Ask gun enthusiasts or business owners and they'll tell you we live in one of the most heavily-regulated states in the country. But when it comes to even modest efforts to curb dangerous drunk drivers, it's an entirely different story.
For instance, Utah takes drunken driving so seriously, they're about to become the nation's first state to ban driving with a blood alcohol content of more than .05%, well below the current Massachusetts maximum of .08. Studies show impairment kicks in even before .05 - most states, including ours, set the limit for commercial vehicle drivers at .04.
"We really don't want people making the call for themselves," says Utah State Rep. Norm Thurston, who's been promoting the .05 standard. "We don't want them saying, 'well I've had some to drink and I know I'm a little bit impaired but I don't know if I'm too impaired to drive or not.' Reality is if you've been drinking, you are impaired at least a little bit and you shouldn't be driving."
But don't look for that - or any significant anti-DUI legislation - to get very far on Beacon Hill in 2019.
Just ask Sarah Carmichael, a driver seriously injured after a drunk driver ran a red light and totaled her car awhile back.
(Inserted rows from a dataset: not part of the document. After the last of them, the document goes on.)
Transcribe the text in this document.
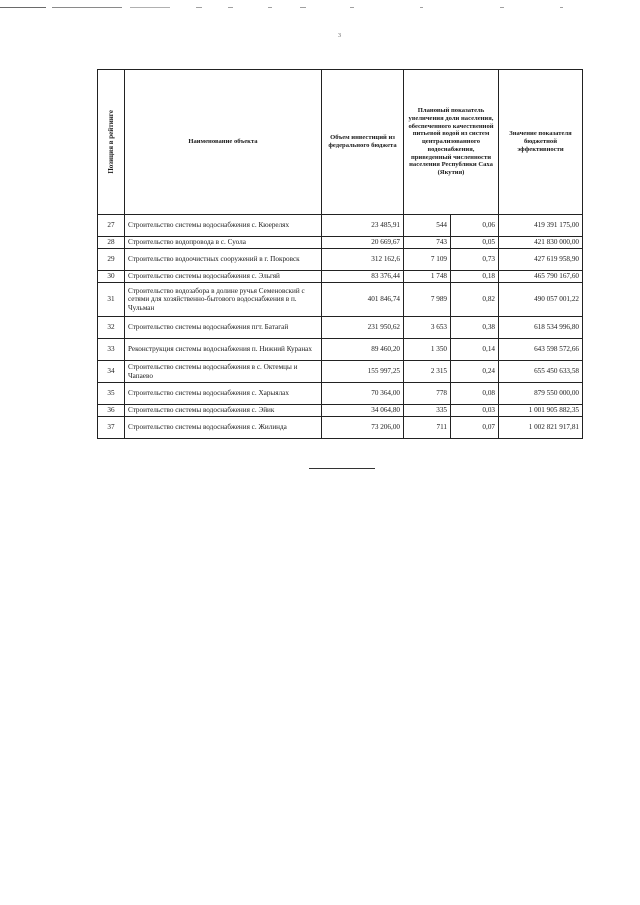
3
Позиция в рейтинге	Наименование объекта	Объем инвестиций из федерального бюджета	Плановый показатель увеличения доли населения, обеспеченного качественной питьевой водой из систем централизованного водоснабжения, приведенный численности населения Республики Саха (Якутия)		Значение показателя бюджетной эффективности
27	Строительство системы водоснабжения с. Кюерелях	23 485,91	544	0,06	419 391 175,00
28	Строительство водопровода в с. Суола	20 669,67	743	0,05	421 830 000,00
29	Строительство водоочистных сооружений в г. Покровск	312 162,6	7 109	0,73	427 619 958,90
30	Строительство системы водоснабжения с. Эльгяй	83 376,44	1 748	0,18	465 790 167,60
31	Строительство водозабора в долине ручья Семеновский с сетями для хозяйственно-бытового водоснабжения в п. Чульман	401 846,74	7 989	0,82	490 057 001,22
32	Строительство системы водоснабжения пгт. Батагай	231 950,62	3 653	0,38	618 534 996,80
33	Реконструкция системы водоснабжения п. Нижний Куранах	89 460,20	1 350	0,14	643 598 572,66
34	Строительство системы водоснабжения в с. Октемцы и Чапаево	155 997,25	2 315	0,24	655 450 633,58
35	Строительство системы водоснабжения с. Харыялах	70 364,00	778	0,08	879 550 000,00
36	Строительство системы водоснабжения с. Эйик	34 064,80	335	0,03	1 001 905 882,35
37	Строительство системы водоснабжения с. Жилинда	73 206,00	711	0,07	1 002 821 917,81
She testified at the State House on behalf of a bill making us the 49th state to use ignition interlock devices to make sure past DUI offenders don't get back behind the wheel while impaired.
"It doesn't really make any sense to me that something like this wouldn't be in place to protect people," she told WBZ's Breana Pitts afterwards.
But the bill went nowhere in 2018, and four other bills aimed at protecting us from drunk drivers were all referred for "study" - Beacon Hill talk for getting shelved.
"If there are fewer people driving after they drink, there will be fewer crashes, fewer injuries and fewer deaths," says Utah's Rep. Thurston.
But between the longstanding clout of defense lawyer-legislators and their lobbyist cronies who prefer not to legitimize any form of Breathalyzer-style technology and general public apathy and resistance to stricter drunk-driving laws, expect inertia to continue to triumph over common sense and public safety.